Magpies affected by mystery illness

Magpies affected by mystery illness

These two magpies were taken to the Darling Range Wildlife Shelter for treatment, earlier this year.

Each and every bird species plays a significant role in Australia’s ecosystem, and we can all help to protect them.

Recently, the team at the Darling Range Wildlife Shelter have been inundated with weak or paralysed birds.

Symptoms include the inability to fly or run, clenched feet, a build-up of mucus in the mouth, and respiratory distress.

Australian magpies, Australian ravens, mudlarks, grey butcherbirds, and pied butcherbirds are the ones most at-risk.

With assistance from local residents, DRWS has admitted 15 magpie paralysis patients over the past few months.

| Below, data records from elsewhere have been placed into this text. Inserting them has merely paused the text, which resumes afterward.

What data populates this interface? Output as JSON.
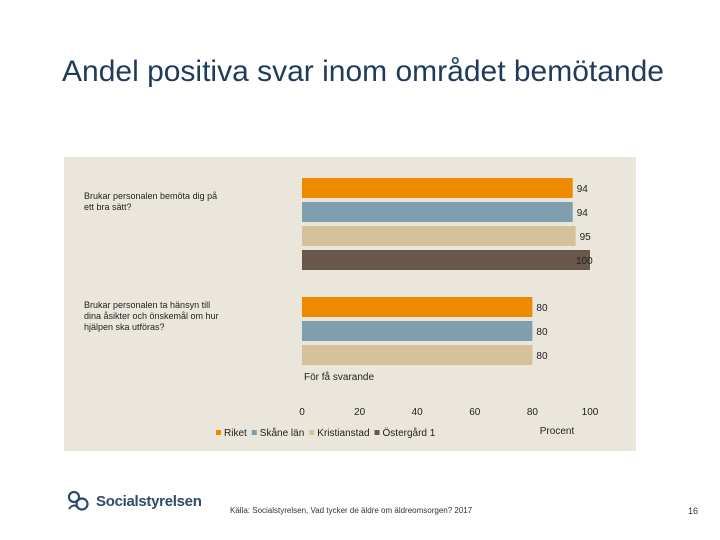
{
  "slide": {
    "title": "Andel positiva svar inom området bemötande",
    "source": "Källa: Socialstyrelsen, Vad tycker de äldre om äldreomsorgen? 2017",
    "page_number": "16",
    "logo_text": "Socialstyrelsen"
  },
  "chart_data": {
    "type": "bar",
    "orientation": "horizontal",
    "title": "",
    "xlabel": "Procent",
    "ylabel": "",
    "xlim": [
      0,
      100
    ],
    "x_ticks": [
      0,
      20,
      40,
      60,
      80,
      100
    ],
    "grid": false,
    "legend_position": "bottom",
    "categories": [
      "Brukar personalen bemöta dig på ett bra sätt?",
      "Brukar personalen ta hänsyn till dina åsikter och önskemål om hur hjälpen ska utföras?"
    ],
    "series": [
      {
        "name": "Riket",
        "color": "#ee8a00",
        "values": [
          94,
          80
        ]
      },
      {
        "name": "Skåne län",
        "color": "#7f9eae",
        "values": [
          94,
          80
        ]
      },
      {
        "name": "Kristianstad",
        "color": "#d6c29a",
        "values": [
          95,
          80
        ]
      },
      {
        "name": "Östergård 1",
        "color": "#6a574b",
        "values": [
          100,
          null
        ]
      }
    ],
    "annotations": [
      "För få svarande"
    ]
  }
}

Throughout the past two years, the shelter has treated around 100 affected birds from across Perth’s south-east.

Many scientists have been left baffled by this annual occurrence, according to DRWS wildlife liaison and support manager Yasmin Hunter.

“We know of many more patients with this disease being admitted at vet centres and other wildlife hospitals around Perth over the past three years,” she said.

“We are unsure of the exact cause. However, there have been investigations into this disease by the Department of Primary Industries and Regional Development, the Department of Biodiversity, Conservation, and Attractions, and Perth Zoo.

“Results have been relatively inconclusive…but some of the birds have been found to have Botulism toxin in their guts, so it could be linked to Botulism Disease.”

Ms Hunter and her team are now urging all community members to look out for any sick or injured birds.

“Our wildlife need us to be their voice,” she said.

“By reporting wildlife disease or concerns, members of the public can help add to the data bank and provide very valuable information to help us understand the disease better.”